予測データが主要4プラットフォームに導入
今回の提携により、カルシが提供するリアルタイムの予測データは、フォックス・ニュース・チャンネル、フォックス・ビジネス・ネットワーク、フォックス・ウェザー、および配信プラットフォームのフォックス・ワン(FOX One:2025年に開始されたストリーミングサービス)の4つの基盤に組み込まれます。
具体的には、政治情勢や経済指標、気象事象、文化的なトピックに関する市場の予測確率が、番組内の視覚的なデータとして表示されるようになります。ただし、選挙報道に関してはフォックス独自の調査部門が担当するため、カルシのデータは使用されないとされています。また、不適切な動機付けを避けるため、戦争やテロ、死亡に関連する市場データも放送対象外となる見通しです。
情報インフラとしての予測市場の価値
両社は、予測市場のデータを、特定の出来事が発生する確率を数値化した「群衆の知恵」として位置付けています。カルシは米国商品先物取引委員会(CFTC)の規制下にあるプラットフォームであり、その予測精度については米連邦準備制度理事会(FRB)の研究者からも、政策立案において価値があるとの評価を得ていると報告されています。

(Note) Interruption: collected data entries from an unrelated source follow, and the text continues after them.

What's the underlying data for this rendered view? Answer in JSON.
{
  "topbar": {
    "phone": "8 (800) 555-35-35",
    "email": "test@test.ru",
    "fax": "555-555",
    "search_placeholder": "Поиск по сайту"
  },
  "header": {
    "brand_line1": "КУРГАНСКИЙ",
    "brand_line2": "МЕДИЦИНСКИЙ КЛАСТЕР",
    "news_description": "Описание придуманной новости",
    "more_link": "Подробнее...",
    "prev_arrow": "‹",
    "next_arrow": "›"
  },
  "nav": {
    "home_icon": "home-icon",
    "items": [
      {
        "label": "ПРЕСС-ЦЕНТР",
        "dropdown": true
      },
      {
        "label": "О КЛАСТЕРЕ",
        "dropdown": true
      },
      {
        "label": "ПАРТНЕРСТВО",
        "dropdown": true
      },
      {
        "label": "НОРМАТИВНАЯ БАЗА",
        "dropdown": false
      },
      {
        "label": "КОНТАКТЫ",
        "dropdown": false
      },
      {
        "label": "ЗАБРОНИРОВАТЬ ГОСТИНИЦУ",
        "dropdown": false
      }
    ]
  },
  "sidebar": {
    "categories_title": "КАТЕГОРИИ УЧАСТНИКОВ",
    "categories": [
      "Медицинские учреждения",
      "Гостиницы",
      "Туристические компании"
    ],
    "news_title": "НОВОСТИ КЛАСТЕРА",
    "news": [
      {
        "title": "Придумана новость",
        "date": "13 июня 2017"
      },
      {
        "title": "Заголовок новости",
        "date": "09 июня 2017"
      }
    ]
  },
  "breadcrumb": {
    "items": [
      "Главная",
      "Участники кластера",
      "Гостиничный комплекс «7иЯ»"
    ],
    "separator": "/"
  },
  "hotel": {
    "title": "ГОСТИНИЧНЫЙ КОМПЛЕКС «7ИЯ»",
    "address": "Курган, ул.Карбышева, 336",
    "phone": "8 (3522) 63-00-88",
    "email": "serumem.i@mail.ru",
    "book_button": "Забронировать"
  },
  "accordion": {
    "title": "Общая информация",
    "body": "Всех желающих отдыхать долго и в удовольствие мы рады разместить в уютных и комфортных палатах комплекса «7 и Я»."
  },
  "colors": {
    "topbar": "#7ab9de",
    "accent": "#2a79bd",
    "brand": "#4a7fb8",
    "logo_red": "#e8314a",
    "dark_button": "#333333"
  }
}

カルシの統計によれば、月間数百万人におよぶ利用者の約70%は、実際に取引を行うためではなく、市場の予測を確認して情報を得るためにサイトを訪れています。このことから、予測市場は投機的な場としての側面以上に、世の中の動向を把握するための「正確で偏りの少ないデータソース」としての役割が強まっていると見られます。
メディア業界における市場データの標準化
フォックスによる今回の導入は、CNNやCNBCといった他の主要メディアがすでにカルシのデータを採用している流れに続くものです。メディア各社が予測市場のデータを相次いで取り入れている背景には、情報の誤拡散が懸念される現代において、金銭的なインセンティブに基づいた市場の反応を客観的な指標として活用したいという意図があると考えられます。
カルシの共同創業者兼CEOであるタレク・マンスール氏は、より多くの人々が予測を確認するためにプラットフォームを利用している現状が、ニュースや世論調査を補完する有効なデータであることを証明していると述べています。予測市場のデータが主流メディアに浸透することで、一般視聴者が世界情勢を多角的に理解するための新たな参照点となる可能性があります。
ポイント
・米FOXが予測市場Kalshiのリアルタイムデータをニュースや配信番組に統合することを発表しました。
・政治、経済、天候など幅広い分野の予測確率が、専門家の見解を補完する指標として表示されます。
・Kalshiの利用者の約70%が閲覧目的であり、予測市場が情報収集のインフラとして機能している実態が示されています。
・FRBがデータの価値を認めるなど、予測市場の信頼性が公的機関や大手メディアの間で高まっていると見られます。
・主要メディアによる相次ぐ導入により、市場ベースの予測データがニュース報道の新たな標準となる可能性があります。